Using this approach, we show that the exponential growth rates of the Artin–Tits monoids of type (positive braid monoids) tend to 3.233636… as n tends to infinity. This number is well-known, as it is the growth rate of the coefficients of the only formal power series which is the leading root of the classical partial theta function.
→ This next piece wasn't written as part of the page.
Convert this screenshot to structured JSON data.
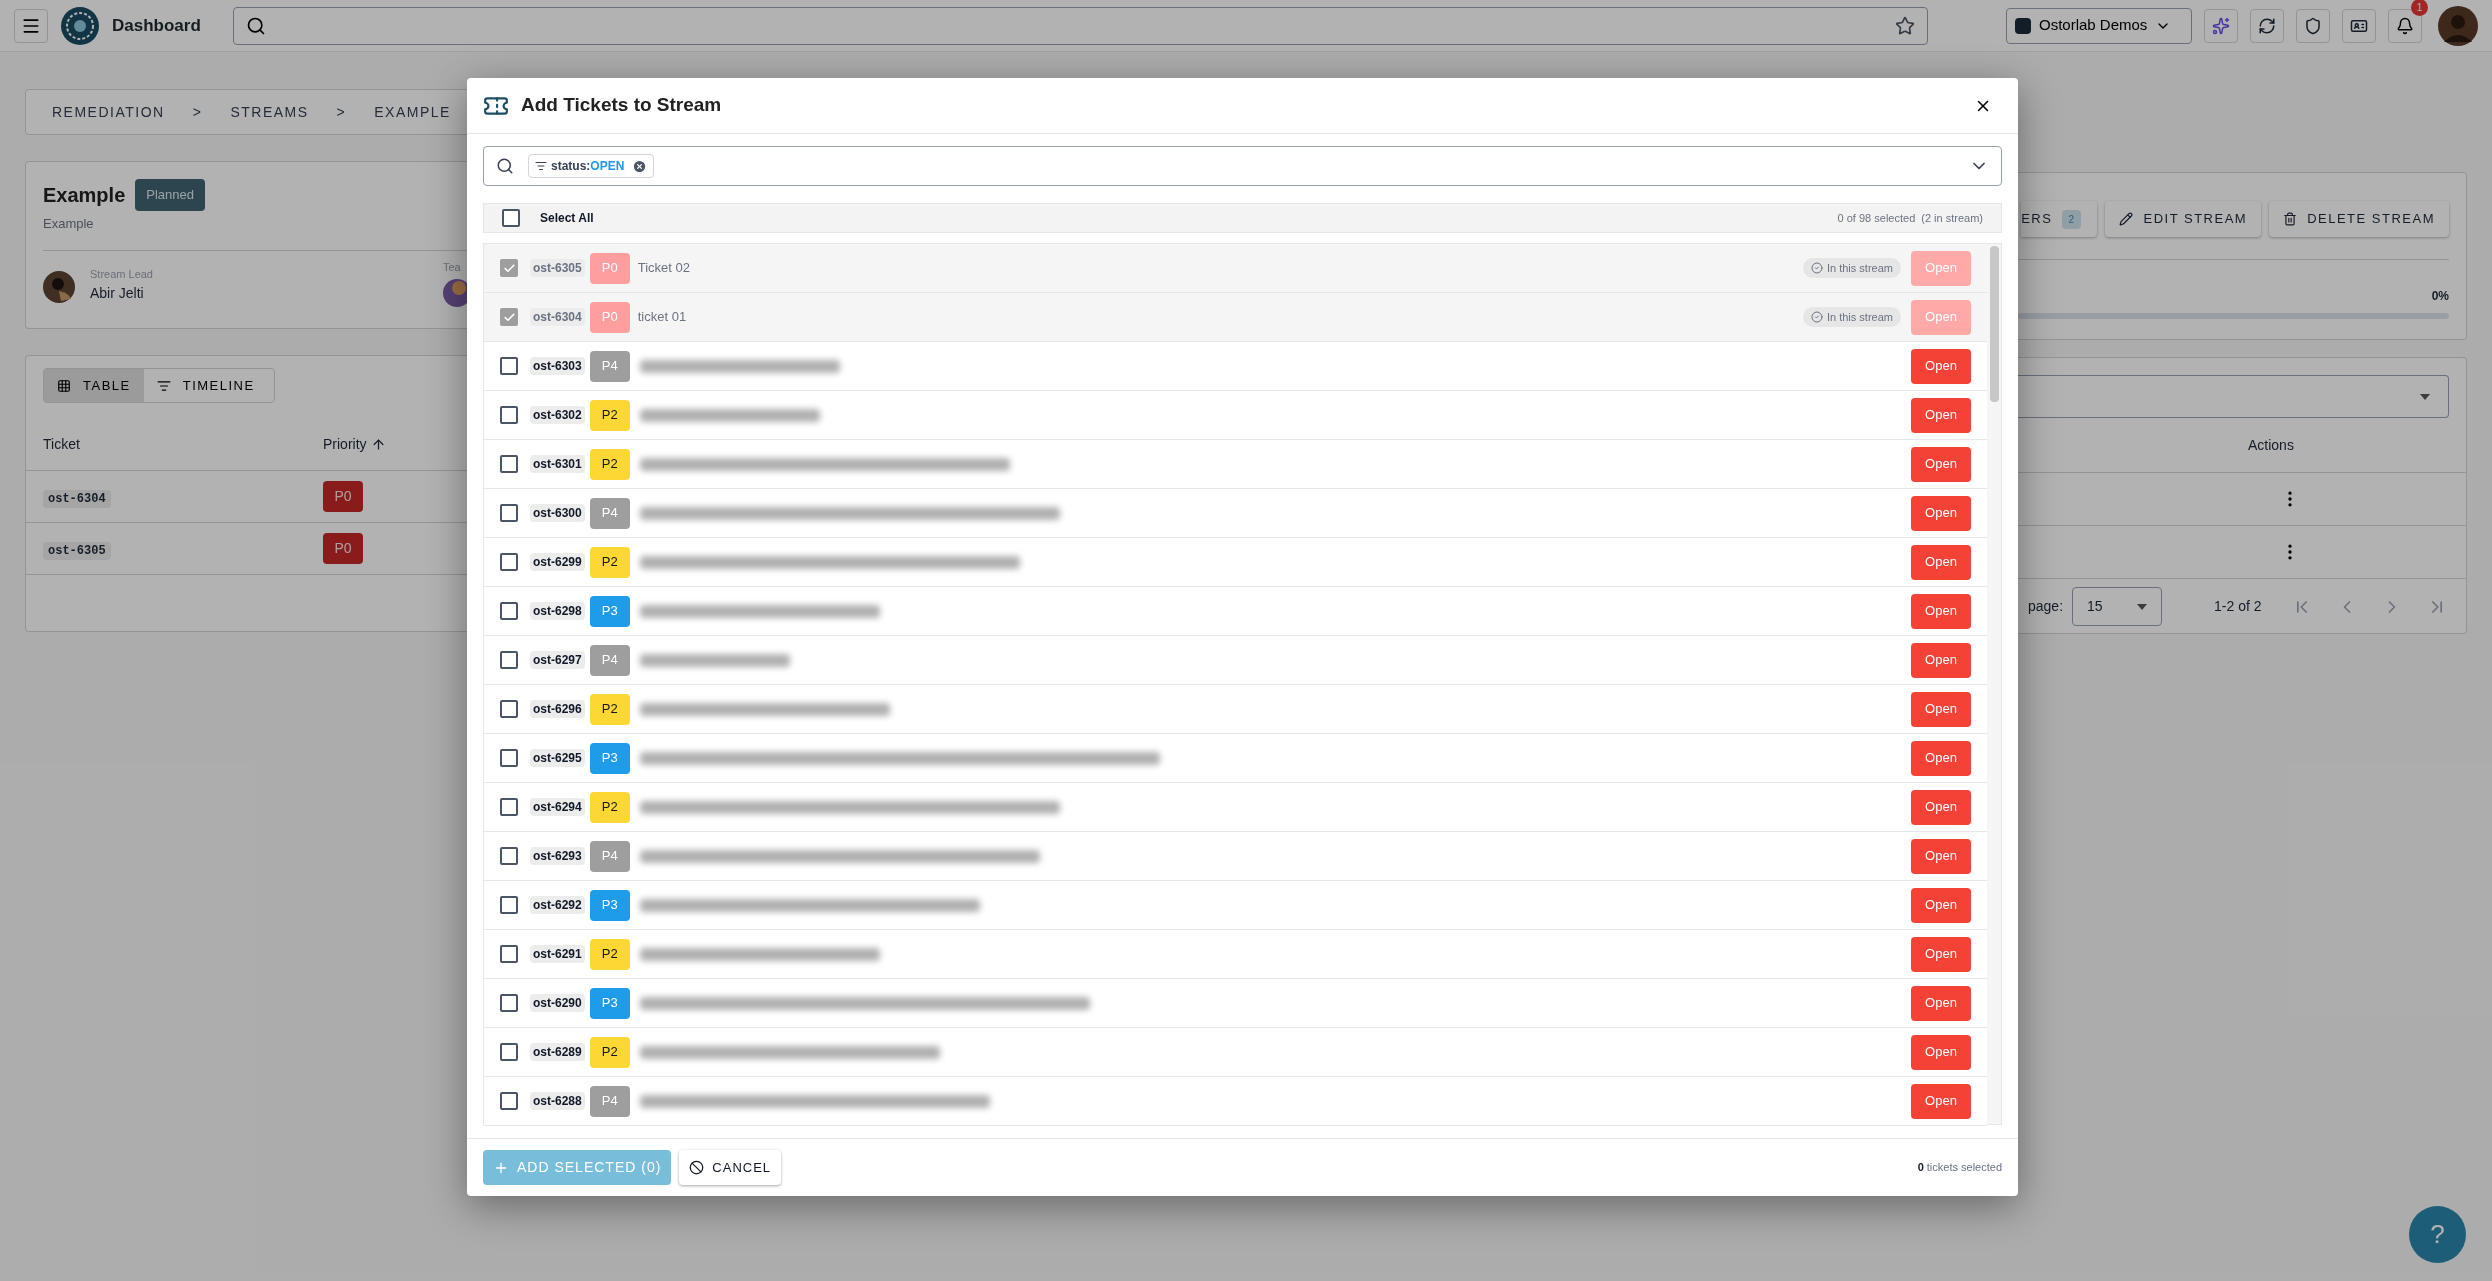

We also describe the sequence formed by the coefficients of , by showing that its kth term (the coefficient of ) is equal to the number of braids of length k, in the positive braid monoid on an infinite number of strands, whose maximal lexicographic representative starts with the first generator . This is an unexpected connection between the partial theta function and the theory of braids.
中文翻译:
关于 Artin-Tits 类群的增长和偏 theta 函数
我们提出了一个新的程序来确定一个齐次 Garside 幺半群的增长函数,关于由原子形成的有限生成集。特别是,我们提出了每个球形类型的 Artin-Tits 幺半群(因此每个辫子幺半群)相对于标准生成器的增长函数的公式,作为非常简单矩阵的行列式的逆。
使用这种方法,我们证明了 Artin-Tits 类群的指数增长率(正辫子幺半群)趋向于 3.233636... 因为n趋于无穷大。这个数字是众所周知的,因为它是唯一正式幂级数的系数的增长率它是经典偏 theta 函数的主根。
我们还描述了序列由的系数形成,通过证明它的第k项(系数) 等于长度为k的辫子的数量,在正辫子幺半群中在无限数量的链上,其最大词典代表从第一个生成器开始. 这是部分 theta 函数和辫子理论之间出乎意料的联系。